U.S. District Judge Joel H. Slomsky of the Eastern District of Pennsylvania denied plaintiffs Shane Loveland and Jacob Summers’ motion to remand the case to the Philadelphia Court of Common Pleas, finding that the joinder of the defendant referred to as “Pennsylvania Goodyear” was improper—because, the judge said, there is no such entity.
According to Slomsky’s opinion, on May 1, 2015, Loveland and Summers were traveling in a 2003 Chevrolet Silverado when the right rear tire of the vehicle suffered a tread separation, which caused the driver to lose control of the vehicle. The vehicle crossed into the middle of the road and rolled over. Loveland sustained significant brain damage and other injuries, while Summers suffered orthopedic injuries.
Summers, along with Loveland’s mother, Rysta Leona Susman, sued Goodyear alleging the company designed, manufactured, marketed and distributed the tire involved in the accident.
The lawsuit was filed in the Philadelphia Court of Common Pleas, but the co-defendant referred to as “Ohio Goodyear” removed the matter to federal court citing diversity of citizenship.
According to Slomsky, Daniel T. Young, assistant secretary of Ohio Goodyear, said in a sworn declaration that “although the Pennsylvania Department of State website lists Pennsylvania Goodyear as an active, domestic Pennsylvania corporation, the documents under the Pennsylvania Goodyear heading relate to Goodwear Tire & Rubber Company, a separate entity, and apparently were linked to Pennsylvania Goodyear in error.”
“He stated that to the best of his knowledge and belief, Ohio Goodyear ‘is not and has never been related to’ Goodwear and that the tire at issue was designed and manufactured by Ohio Goodyear,” Slomsky said.
The plaintiffs, however, argued that there were questions as to whether Pennsylvania Goodyear actually did exist and that because Goodwear is a Pennsylvania entity, removal to federal court is precluded under the forum defendant rule.

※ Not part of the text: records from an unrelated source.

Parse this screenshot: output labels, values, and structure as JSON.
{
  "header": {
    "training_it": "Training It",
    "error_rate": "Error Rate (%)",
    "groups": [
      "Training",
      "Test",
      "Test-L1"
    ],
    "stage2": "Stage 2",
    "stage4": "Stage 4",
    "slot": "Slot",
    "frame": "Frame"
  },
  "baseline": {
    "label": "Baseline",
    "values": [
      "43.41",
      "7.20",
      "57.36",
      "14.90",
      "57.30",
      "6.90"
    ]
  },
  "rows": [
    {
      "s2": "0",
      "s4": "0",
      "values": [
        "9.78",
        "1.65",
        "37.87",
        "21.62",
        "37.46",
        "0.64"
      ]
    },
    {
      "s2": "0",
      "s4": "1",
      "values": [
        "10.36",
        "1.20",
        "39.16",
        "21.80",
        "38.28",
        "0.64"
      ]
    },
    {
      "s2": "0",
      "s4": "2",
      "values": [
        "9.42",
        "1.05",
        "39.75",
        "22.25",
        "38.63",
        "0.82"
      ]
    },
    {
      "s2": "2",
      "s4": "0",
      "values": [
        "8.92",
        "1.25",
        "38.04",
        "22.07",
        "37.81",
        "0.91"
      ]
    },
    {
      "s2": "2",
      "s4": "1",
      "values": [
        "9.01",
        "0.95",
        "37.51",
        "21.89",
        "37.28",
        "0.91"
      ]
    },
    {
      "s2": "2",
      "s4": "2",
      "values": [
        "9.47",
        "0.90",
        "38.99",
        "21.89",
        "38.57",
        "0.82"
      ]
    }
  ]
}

Slomsky, however, disagreed.
“In the instant case, Goodwear was fraudulently joined and can be disregarded for purposes of determining diversity jurisdiction because no reasonable basis in fact supports the claims against it,” Slomsky said. “As an initial matter, the court finds that the doctrine of fraudulent joinder applies in this case, even though Goodwear is a citizen of Pennsylvania and therefore a forum defendant. Although plaintiffs cite decisions from the Southern District of Illinois to argue that the doctrine should not apply, numerous courts in the Third Circuit have held that fraudulent joinder applies to forum defendants.”
Justin Kerner of DLA Piper in Philadelphia represents Goodyear and Daniel Sherry of Eisenberg, Rothweiler, Winkler, Eisenberg & Jeck represents the plaintiffs.
“This is likely one of the few cases where a corporate registration with the commonwealth of Pennsylvania was actually changed during Rule 12 Motion practice. Nevertheless, we respect Judge Slomsky’s ruling and are currently considering all options,” Sherry said.
Kerner did not respond to a request for comment.